# Clustering

## $k$-means clustering

*$k$-means* is a classic method for clustering.

$k$ is an integer number that produces a fixed number of cluster, which are associated with a center and each data point is assigned to a cluster.

*$k$-means* solves the following optimization problem:
$$
\mathrm{minimize} \sum^{n}_{i=1} \Vert( \mathbf{x}_i - \mathbf{\mu}_{z_i} \Vert^2)  \quad \mathrm{w.r.t} \quad \left(\mathbf{\mu}, z\right)
$$
where $\mu_k$ is the center of the $k^\mathrm{th}$ cluster, $z_i$ is an index of the cluster for point $\mathbf{x}_i$

# import required library

In [None]:
import RDatasets, Clustering, Plots
import Statistics, Distances
Plots.plotly();

### load `iris` dataset from R datasets

In [None]:
iris = RDatasets.dataset("datasets", "iris");

### select some data for clustering

In [None]:
features = Matrix(iris[:, 1:4])'; # features to use for clustering

### run clustering algorithm

In [None]:
result = Clustering.kmeans(features, 3); # run K-means for the 3 clusters

### check if the number of clusters are same as specified

In [None]:
@assert Clustering.nclusters(result) == 3

### view some basic features for $k$-meanus clustering

#### center of the clusters

In [None]:
M = result.centers

### cluster size ==> number of data points for each cluster

In [None]:
size = Clustering.counts(result)

### get the assignments of points to clusters

In [None]:
a = Clustering.assignments(result)

### plot with the point color mapped to the assigned cluster index

In [None]:
Plots.scatter(iris.PetalLength, iris.PetalWidth, marker_z=result.assignments,
        color=:lightrainbow, legend=false)
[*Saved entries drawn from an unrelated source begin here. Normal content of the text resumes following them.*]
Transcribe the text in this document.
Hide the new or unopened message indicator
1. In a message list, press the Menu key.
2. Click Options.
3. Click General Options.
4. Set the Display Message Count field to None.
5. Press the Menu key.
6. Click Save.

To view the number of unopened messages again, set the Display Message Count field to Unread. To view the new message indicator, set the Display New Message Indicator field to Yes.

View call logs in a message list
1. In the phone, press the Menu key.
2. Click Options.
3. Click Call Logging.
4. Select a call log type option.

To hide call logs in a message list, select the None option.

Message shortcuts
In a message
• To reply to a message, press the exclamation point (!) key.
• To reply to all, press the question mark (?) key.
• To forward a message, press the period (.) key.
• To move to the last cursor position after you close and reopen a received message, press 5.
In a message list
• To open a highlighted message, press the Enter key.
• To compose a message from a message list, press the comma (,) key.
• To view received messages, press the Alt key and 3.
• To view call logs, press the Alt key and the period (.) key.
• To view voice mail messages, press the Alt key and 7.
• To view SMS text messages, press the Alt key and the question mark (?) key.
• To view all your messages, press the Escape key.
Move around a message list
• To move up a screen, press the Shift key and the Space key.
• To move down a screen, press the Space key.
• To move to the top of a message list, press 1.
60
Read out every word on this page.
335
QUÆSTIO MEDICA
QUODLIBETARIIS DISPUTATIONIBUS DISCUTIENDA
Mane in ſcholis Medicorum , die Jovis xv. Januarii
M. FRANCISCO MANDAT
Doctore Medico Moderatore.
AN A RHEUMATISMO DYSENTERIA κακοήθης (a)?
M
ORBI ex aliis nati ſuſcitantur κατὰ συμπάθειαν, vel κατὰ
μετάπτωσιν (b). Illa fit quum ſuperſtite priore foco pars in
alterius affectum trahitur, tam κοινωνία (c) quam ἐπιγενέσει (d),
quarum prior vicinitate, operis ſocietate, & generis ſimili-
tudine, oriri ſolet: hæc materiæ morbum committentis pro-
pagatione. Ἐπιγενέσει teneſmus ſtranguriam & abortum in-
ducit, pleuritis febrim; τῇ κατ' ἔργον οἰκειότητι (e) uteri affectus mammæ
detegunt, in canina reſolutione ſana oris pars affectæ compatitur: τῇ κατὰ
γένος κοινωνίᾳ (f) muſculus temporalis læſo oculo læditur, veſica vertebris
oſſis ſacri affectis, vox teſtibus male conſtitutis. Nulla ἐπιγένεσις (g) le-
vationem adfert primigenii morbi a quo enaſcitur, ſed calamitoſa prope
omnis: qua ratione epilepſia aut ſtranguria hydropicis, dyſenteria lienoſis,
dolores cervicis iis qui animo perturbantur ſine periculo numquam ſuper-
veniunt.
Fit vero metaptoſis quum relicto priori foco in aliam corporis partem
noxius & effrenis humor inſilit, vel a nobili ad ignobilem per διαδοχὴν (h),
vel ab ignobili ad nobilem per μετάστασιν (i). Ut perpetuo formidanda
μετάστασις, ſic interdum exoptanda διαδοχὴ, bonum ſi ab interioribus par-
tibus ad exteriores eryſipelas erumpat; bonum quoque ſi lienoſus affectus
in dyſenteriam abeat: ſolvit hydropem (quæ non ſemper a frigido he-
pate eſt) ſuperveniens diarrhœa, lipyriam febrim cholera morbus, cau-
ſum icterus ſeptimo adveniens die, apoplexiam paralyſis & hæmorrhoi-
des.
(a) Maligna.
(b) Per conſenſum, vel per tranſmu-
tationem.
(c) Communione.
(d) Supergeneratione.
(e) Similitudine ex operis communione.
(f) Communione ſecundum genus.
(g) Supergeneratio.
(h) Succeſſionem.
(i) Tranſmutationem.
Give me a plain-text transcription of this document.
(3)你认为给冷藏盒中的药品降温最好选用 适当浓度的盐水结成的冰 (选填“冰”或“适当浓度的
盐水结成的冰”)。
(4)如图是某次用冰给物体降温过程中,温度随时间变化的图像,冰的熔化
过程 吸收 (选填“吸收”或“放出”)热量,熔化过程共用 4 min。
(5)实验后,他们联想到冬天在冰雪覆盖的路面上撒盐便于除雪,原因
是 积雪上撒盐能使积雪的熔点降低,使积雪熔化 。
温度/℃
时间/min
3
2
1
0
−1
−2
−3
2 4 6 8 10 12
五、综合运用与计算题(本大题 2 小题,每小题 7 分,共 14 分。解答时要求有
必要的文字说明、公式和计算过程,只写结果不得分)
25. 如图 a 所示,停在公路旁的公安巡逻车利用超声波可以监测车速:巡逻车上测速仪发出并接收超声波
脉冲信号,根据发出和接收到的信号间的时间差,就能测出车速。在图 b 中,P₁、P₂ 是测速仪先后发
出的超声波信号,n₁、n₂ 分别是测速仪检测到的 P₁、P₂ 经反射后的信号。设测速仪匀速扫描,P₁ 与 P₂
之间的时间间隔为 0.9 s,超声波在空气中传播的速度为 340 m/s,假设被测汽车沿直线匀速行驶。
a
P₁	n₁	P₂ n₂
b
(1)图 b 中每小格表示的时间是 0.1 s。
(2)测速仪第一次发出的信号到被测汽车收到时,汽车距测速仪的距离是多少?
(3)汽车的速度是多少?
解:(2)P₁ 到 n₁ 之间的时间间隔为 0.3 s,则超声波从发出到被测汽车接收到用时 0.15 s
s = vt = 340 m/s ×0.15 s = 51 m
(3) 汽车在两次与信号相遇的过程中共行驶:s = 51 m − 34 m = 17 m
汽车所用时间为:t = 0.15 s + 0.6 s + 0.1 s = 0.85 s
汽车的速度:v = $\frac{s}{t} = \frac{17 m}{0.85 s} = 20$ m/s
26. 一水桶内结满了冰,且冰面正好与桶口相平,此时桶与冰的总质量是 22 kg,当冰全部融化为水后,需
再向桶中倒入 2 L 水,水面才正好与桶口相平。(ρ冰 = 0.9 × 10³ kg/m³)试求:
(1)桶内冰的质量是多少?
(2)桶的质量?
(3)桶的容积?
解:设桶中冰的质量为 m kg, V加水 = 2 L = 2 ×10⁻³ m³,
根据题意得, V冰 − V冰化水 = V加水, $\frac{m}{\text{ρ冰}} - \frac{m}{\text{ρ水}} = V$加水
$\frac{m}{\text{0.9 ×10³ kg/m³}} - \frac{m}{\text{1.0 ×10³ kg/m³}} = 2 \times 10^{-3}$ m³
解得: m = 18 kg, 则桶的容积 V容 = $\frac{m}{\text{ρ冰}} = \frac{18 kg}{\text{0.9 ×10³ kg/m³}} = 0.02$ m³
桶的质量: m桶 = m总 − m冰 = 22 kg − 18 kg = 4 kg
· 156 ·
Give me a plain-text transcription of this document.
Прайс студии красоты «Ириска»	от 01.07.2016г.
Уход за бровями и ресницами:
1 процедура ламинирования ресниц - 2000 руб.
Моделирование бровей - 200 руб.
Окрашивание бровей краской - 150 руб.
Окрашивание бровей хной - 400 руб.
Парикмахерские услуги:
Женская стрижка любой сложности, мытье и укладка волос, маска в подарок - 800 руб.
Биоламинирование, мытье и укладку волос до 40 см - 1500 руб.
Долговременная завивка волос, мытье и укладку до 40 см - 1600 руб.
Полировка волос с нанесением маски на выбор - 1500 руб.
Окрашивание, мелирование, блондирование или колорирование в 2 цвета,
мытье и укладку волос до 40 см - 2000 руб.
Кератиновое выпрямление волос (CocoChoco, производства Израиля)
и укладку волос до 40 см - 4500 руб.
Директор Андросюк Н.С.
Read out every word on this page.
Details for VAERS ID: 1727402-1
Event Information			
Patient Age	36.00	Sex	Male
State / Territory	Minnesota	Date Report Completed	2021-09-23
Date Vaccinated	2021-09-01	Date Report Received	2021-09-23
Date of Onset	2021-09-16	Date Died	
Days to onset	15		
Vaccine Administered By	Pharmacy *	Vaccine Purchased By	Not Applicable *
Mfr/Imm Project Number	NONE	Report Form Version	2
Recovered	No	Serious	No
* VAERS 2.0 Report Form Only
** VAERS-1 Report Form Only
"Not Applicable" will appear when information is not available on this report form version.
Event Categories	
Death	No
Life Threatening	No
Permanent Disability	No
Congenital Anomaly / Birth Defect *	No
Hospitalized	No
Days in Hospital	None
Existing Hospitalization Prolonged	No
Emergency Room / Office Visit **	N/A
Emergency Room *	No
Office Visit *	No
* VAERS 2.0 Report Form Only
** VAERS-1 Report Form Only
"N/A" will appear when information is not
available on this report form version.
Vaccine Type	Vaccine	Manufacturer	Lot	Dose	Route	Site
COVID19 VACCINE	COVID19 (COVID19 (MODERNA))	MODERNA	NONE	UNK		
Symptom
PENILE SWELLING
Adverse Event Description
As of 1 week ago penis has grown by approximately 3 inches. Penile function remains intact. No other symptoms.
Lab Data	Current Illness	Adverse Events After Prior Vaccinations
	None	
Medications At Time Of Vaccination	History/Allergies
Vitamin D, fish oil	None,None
### We ran single $k$-means clustering but we don't know if 3 is the best cluster for this data
- for validation of $k$-means clustering results there are several metrics
- one of them is silhouette width
- others are elbow, cross tabulation, rand index, variation of information, V-measure, mutual information
- among them silhouette is the best metric; however, these metrics are dataset dependent
### Silhouette width measures the quality of each clustering by quantifying distance of each cluster from its neighboring clusters
- The Silhouette width for $i$ data point is a cosine norm:
    $$
    s_i = \frac{b_i - a_i}{\mathrm{max}\left(a_i, b_i\right)} 
    $$ 
where
- $a_i$ is the average distance from $i$ to the other points in the same cluster $z_i$
- $b_i$ is the average distance from the i to the points in the $k$-th cluster
### to compute Silhouette width, we need distance matrix of features/data

In [None]:
#dist_function(x)  = Distances.pairwise(Distances.Euclidean(), x, dims = 2) # defines distance function
#dist = dist_function(features)
dists = Distances.pairwise(Distances.SqEuclidean(), features)

### find silhouette width

In [None]:
sil_width = Statistics.mean(Clustering.silhouettes(result, dists))

### We did for one cluster. Now, perform analyses for multiple $k$ values

In [None]:
cl_num    = [2, 3, 4, 5, 6, 7]
sil_width = []
for cluster in cl_num
    results          = Clustering.kmeans(features, cluster)
    silhouette_width = Statistics.mean(Clustering.silhouettes(results, dists))
    push!(sil_width, silhouette_width)
    display(silhouette_width)
end

In [None]:
Plots.plot(cl_num, sil_width, xlabel="No. of cluster", ylabel="Silhouette width", linewidth=2)

### Here, $k = 2$ has highest Silhouette value. However, three is the closest to two. From my experience, $k=2$ provides highest silhouette width than larger $k$ values. Potential cause is two cluster can easilty demarcate the boundaries in a dataset. However, it does not mean that they represent the data accurately. So, it is better to look for $k$ value greater than `two`. Here, $k=3$ does it and also the actual data also has `three` distinct classification.

## DBSCAN (density-based spatial clustering of applications with noise)

DBSCAN extracts clusters that are subsets of the given set of points and satisfy the following properties:
- All points within the cluster are mutually density-connected, meaning that for any two distinct points $p$ and $q$ in a cluster, there exists a point $o$ sucht that both $p$ and $q$ are density reachable from $o$.
- If a point is density-connected to any point of a cluster, it is also part of that cluster.
- clusters with less than 20 points will be discarded:

In [None]:
points = randn(3, 1000)
#clusters = Clustering.dbscan(features, 0.05, min_neighbors = 3, min_cluster_size = 20)
clusters = Clustering.dbscan(points, 0.05, min_neighbors = 4)